A quarter million folks still volunteer their weather data to WunderGround, and I don’t fault them, but I do think it’s wrong for people providing data in goodwill to be profiteered off, especially when I feel it should be available to everyone at no cost. TWC has always fundamentally based its publications on data from NWS, but as space has become more accessible, it has become cost-effective for private companies to launch satellites that can provide equal or better data than NWS can provide from their vehicles. This has continued to the point that NWS buys some of its products from private companies today and still provides them to the public. That means that public money is already being paid to private equity for weather products that we all consume. TWC, Accuweather, and their private equity owners, would very much like for Weather.gov to not exist and for all the data provided by the NWS, including what it consumes from private companies and provides to the public, to be paid services not negotiated by public money into free products.

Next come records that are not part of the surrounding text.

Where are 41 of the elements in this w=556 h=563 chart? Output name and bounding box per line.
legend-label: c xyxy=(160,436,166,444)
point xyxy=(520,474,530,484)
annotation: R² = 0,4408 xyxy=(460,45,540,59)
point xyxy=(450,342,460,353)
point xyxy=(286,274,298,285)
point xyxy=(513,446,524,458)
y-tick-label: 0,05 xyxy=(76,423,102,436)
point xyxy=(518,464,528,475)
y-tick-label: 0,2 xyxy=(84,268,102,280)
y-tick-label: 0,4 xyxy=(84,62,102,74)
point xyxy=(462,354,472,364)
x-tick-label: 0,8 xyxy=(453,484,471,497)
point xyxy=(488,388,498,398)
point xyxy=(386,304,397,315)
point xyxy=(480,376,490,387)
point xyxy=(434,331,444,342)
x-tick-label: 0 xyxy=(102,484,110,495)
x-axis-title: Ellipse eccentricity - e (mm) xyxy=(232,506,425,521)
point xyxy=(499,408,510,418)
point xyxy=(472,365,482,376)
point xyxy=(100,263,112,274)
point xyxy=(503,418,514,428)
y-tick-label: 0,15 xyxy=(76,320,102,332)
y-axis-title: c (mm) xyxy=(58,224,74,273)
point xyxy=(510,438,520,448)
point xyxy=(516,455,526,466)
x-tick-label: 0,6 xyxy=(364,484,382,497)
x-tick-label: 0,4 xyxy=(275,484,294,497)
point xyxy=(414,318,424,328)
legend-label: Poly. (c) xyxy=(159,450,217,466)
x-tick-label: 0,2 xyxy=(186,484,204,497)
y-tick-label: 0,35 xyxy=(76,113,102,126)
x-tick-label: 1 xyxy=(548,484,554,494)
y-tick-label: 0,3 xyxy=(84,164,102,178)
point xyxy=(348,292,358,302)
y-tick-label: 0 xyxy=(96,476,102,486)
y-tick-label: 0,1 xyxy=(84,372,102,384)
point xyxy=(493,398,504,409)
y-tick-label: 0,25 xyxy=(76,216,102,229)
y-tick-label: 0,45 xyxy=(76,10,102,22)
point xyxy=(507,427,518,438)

The core mission of NWS includes the phrase “enhancement of the national economy”, and I think it is important to note that the market also uses weather data in very important ways when making financial decisions. And maybe yes, market makers and other financial entities should have to pay market rates or substantial tax for access to substantially better data. That being said, “protection of life and property”, should take precedence over all else, and more importantly to me, the data should be open for anyone to examine so we can continue to learn about our world and make discoveries about how it functions.

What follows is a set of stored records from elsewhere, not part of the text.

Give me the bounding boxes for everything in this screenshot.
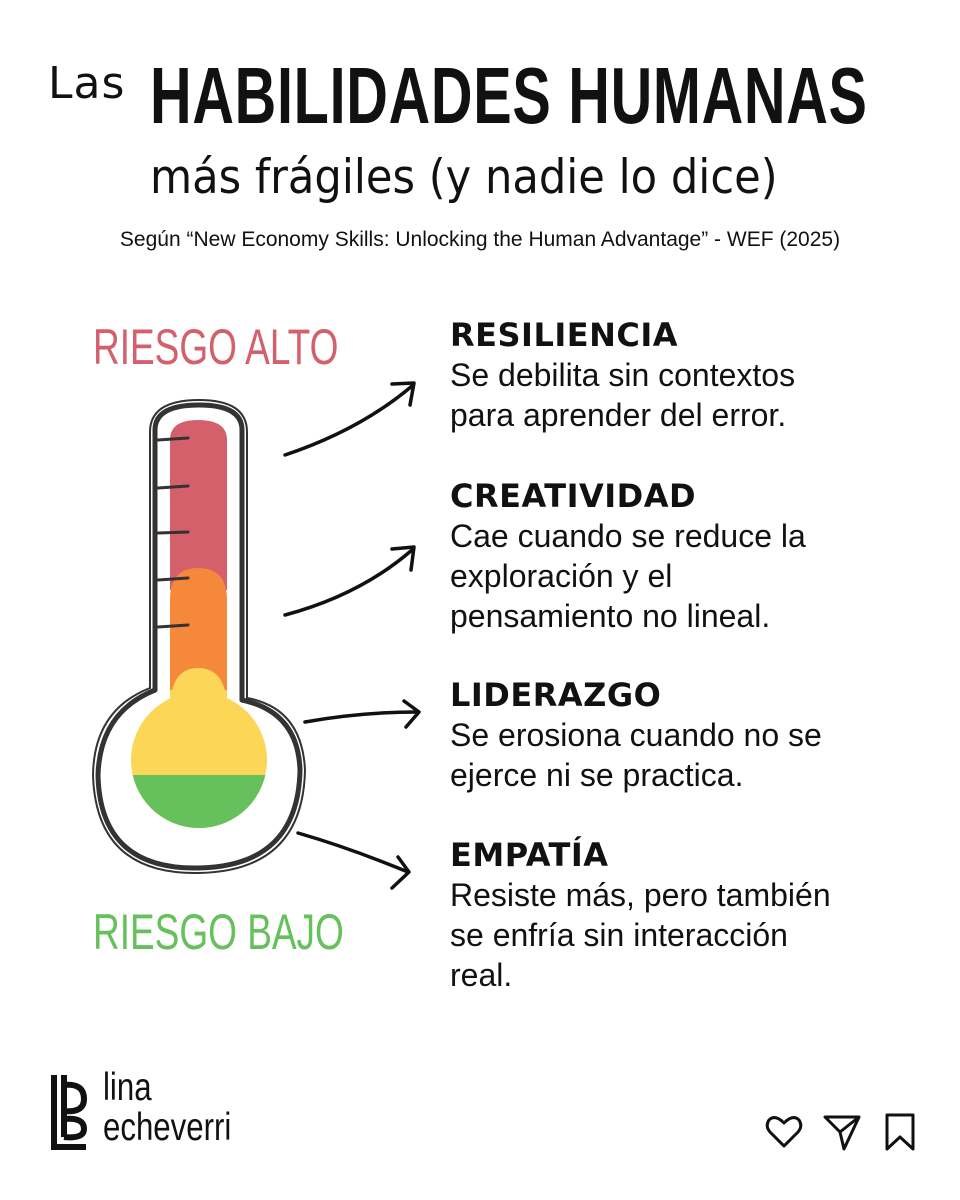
- skill-name: RESILIENCIA: [450, 316, 679, 354]
- brand-name: lina echeverri: [103, 1068, 231, 1148]
- title-prefix: Las: [48, 58, 126, 109]
- brand-logo-icon: [51, 1075, 88, 1150]
- arrow-resiliencia: [283, 381, 416, 457]
- skill-desc-line: para aprender del error.: [450, 397, 787, 433]
- arrow-empatia: [296, 831, 411, 890]
- source-citation: Según “New Economy Skills: Unlocking the…: [119, 228, 841, 251]
- skill-creatividad: CREATIVIDAD Cae cuando se reduce la expl…: [450, 476, 930, 636]
- risk-high-label: RIESGO ALTO: [93, 319, 339, 375]
- arrow-creatividad: [283, 545, 416, 617]
- brand-line-2: echeverri: [103, 1106, 232, 1149]
- skill-desc-line: exploración y el: [450, 558, 673, 594]
- post-actions: [764, 1112, 920, 1152]
- send-icon[interactable]: [822, 1112, 862, 1152]
- skill-desc-line: Resiste más, pero también: [450, 877, 831, 913]
- skill-resiliencia: RESILIENCIA Se debilita sin contextos pa…: [450, 315, 930, 435]
- skill-desc-line: ejerce ni se practica.: [450, 757, 744, 793]
- skill-desc-line: Cae cuando se reduce la: [450, 518, 806, 554]
- skill-liderazgo: LIDERAZGO Se erosiona cuando no se ejerc…: [450, 675, 930, 795]
- skill-desc-line: real.: [450, 957, 513, 993]
- heart-icon[interactable]: [764, 1112, 804, 1152]
- skill-desc-line: Se debilita sin contextos: [450, 357, 796, 393]
- skill-desc-line: se enfría sin interacción: [450, 917, 788, 953]
- skill-name: LIDERAZGO: [450, 676, 662, 714]
- skill-desc-line: pensamiento no lineal.: [450, 598, 771, 634]
- bookmark-icon[interactable]: [880, 1112, 920, 1152]
- skill-name: EMPATÍA: [450, 836, 609, 874]
- thermometer-ticks: [156, 436, 190, 629]
- page-subtitle: más frágiles (y nadie lo dice): [150, 150, 778, 205]
- page-title: HABILIDADES HUMANAS: [150, 51, 868, 140]
- thermometer-fill: [131, 420, 267, 828]
- brand-line-1: lina: [103, 1066, 152, 1109]
- skill-name: CREATIVIDAD: [450, 477, 697, 515]
- skill-desc-line: Se erosiona cuando no se: [450, 717, 822, 753]
- skill-empatia: EMPATÍA Resiste más, pero también se enf…: [450, 835, 930, 995]
- thermometer-outline: [92, 399, 306, 875]
- risk-low-label: RIESGO BAJO: [93, 904, 344, 960]
- arrow-liderazgo: [303, 699, 421, 729]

The current administration and members of the private sector have raised questions about the government stifling profits by providing access to weather data for free and argue consumers would pay for such information. They are not wrong, but they are enshittifying access to weather data, which I feel is a core public service pioneered by the US. Middlemen need to step off the weather business and let it continue to be freely available and furnished by the government.

I like being able to access satellite data by pointing a dish at the sky or downloading radar data from NOAA’s site. I don’t want to have to pay for my weather, and I don’t want to encourage the privatization of access to volunteered data. I also don’t want people who have had generations of expertise in predicting and providing fundamental weather services (122 offices across the US) to be forced into a privatized environment where their “performance” is judged by someone looking to profit off the product of predicting the weather. When it comes to the weather, I trust TWC and private equity much less than the current providers who are relatively low-paid government employees that probably enjoy wrangling weather data.

I believe that NOAA will be targeted for privatization and, as a result, there will be a decline in the accessibility and quality of weather data to the general public, a reduction in local meteorologists to only those working for Allen Media Group (TWC) and AccuWeather, and a rapid increase of exorbitant fees paid to private entities for the operational weather data used by the armed forces.